11 Beslissing
De rechtbank:
verklaart de officier van justitie ontvankelijk in de vervolging;
verklaart niet bewezen dat de verdachte het onder 2 primair (parketnr. 10/996716-17) ten laste gelegde feit heeft begaan en spreekt de verdachte daarvan vrij;
verklaart bewezen dat de verdachte de onder 1, 2 subsidiair en 3 (parketnr. 10/996716-17) en primair (parketnr. 10/993044-19) ten laste gelegde feiten, zoals hiervoor omschreven, heeft begaan;
verklaart niet bewezen hetgeen aan de verdachte meer of anders ten laste is gelegd dan hiervoor bewezen is verklaard en spreekt de verdachte ook daarvan vrij;
stelt vast dat het bewezen verklaarde oplevert de hiervoor vermelde strafbare feiten;
verklaart de verdachte strafbaar;
veroordeelt de verdachte tot een gevangenisstraf voor de duur van 3 (drie) jaren.
beveelt dat de tijd die door de veroordeelde voor de tenuitvoerlegging van deze uitspraak in verzekering is doorgebracht, bij de uitvoering van de opgelegde gevangenisstraf in mindering wordt gebracht, voor zover deze tijd niet reeds op een andere vrijheidsstraf in mindering is gebracht.
Dit vonnis is gewezen door:
mr.

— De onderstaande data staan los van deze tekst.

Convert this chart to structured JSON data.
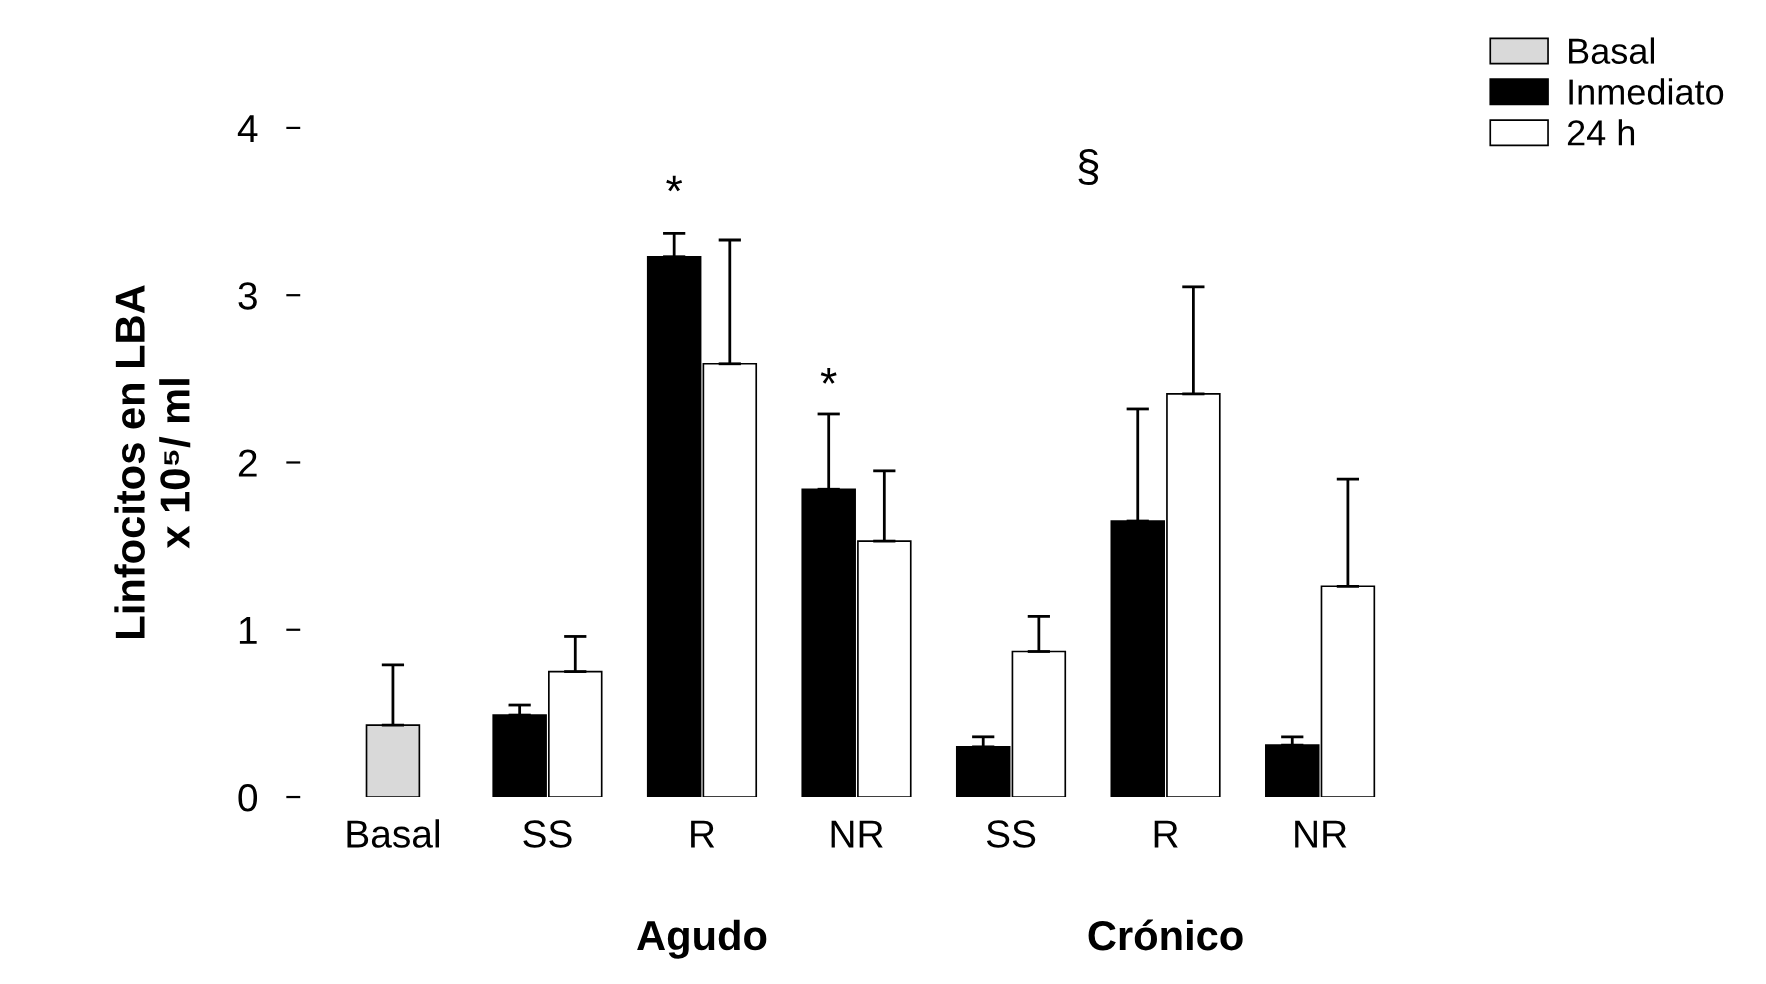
{
  "chart_data": {
    "type": "bar",
    "ylabel": "Linfocitos en LBA\nx 10⁵/ ml",
    "categories": [
      "Basal",
      "SS",
      "R",
      "NR",
      "SS",
      "R",
      "NR"
    ],
    "series": [
      {
        "name": "Basal",
        "color": "#d9d9d9",
        "values": [
          0.43,
          null,
          null,
          null,
          null,
          null,
          null
        ],
        "errors": [
          [
            0.43,
            0.79
          ],
          null,
          null,
          null,
          null,
          null,
          null
        ]
      },
      {
        "name": "Inmediato",
        "color": "#000000",
        "values": [
          null,
          0.49,
          3.23,
          1.84,
          0.3,
          1.65,
          0.31
        ],
        "errors": [
          null,
          [
            0.49,
            0.55
          ],
          [
            3.23,
            3.37
          ],
          [
            1.84,
            2.29
          ],
          [
            0.3,
            0.36
          ],
          [
            1.65,
            2.32
          ],
          [
            0.31,
            0.36
          ]
        ]
      },
      {
        "name": "24 h",
        "color": "#ffffff",
        "values": [
          null,
          0.75,
          2.59,
          1.53,
          0.87,
          2.41,
          1.26
        ],
        "errors": [
          null,
          [
            0.75,
            0.96
          ],
          [
            2.59,
            3.33
          ],
          [
            1.53,
            1.95
          ],
          [
            0.87,
            1.08
          ],
          [
            2.41,
            3.05
          ],
          [
            1.26,
            1.9
          ]
        ]
      }
    ],
    "ylim": [
      0,
      4
    ],
    "yticks": [
      0,
      1,
      2,
      3,
      4
    ],
    "grid": false,
    "legend": "top right",
    "annotations": [
      "*",
      "*",
      "§",
      "Agudo",
      "Crónico"
    ]
  }
}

B.A. Cnossen, voorzitter,
en mrs. J.C.M. Persoon en G. Schnitzler, rechters,
in tegenwoordigheid van mr. K. Aagaard, griffier,
en uitgesproken op de openbare terechtzitting van deze rechtbank op 6 maart 2020.
Parketnummer 10/996716-17
Tekst gewijzigde tenlastelegging
Aan de verdachte wordt ten laste gelegd dat
1.
[naam bedrijf 1] in de periode van 1 april 2011 tot en met 1 mei
2013 te Rotterdam en/of Venlo en/of Apeldoorn en/of elders in Nederland (in
haar hoedanigheid van algemeen fiscaal vertegenwoordiger) meermalen
[naam bedrijf 2] (gevestigd te Hong Kong met BTW-nummer [btw-nummer] ) heeft
doen plegen het opzettelijk een bij de Belastingwet voorziene aangifte als
bedoeld in de Algemene wet inzake rijksbelastingen, te weten kwartaalaangiften
omzetbelasting over de jaren 2011 en/of 2012 en/of het eerste kwartaal 2013,
onjuist en/of onvolledig doen (DOC-050, 6 tot en met 14),
immers heeft [naam bedrijf 1] (in haar hoedanigheid van algemeen
fiscaal vertegenwoordiger van [naam bedrijf 2] ) telkens opzettelijk in die
(digitale) aangiften ten name van [naam bedrijf 2] een te laag bedrag aan
belaste prestaties (rubriek 1a) en/of een te laag bedrag aan (af te dragen)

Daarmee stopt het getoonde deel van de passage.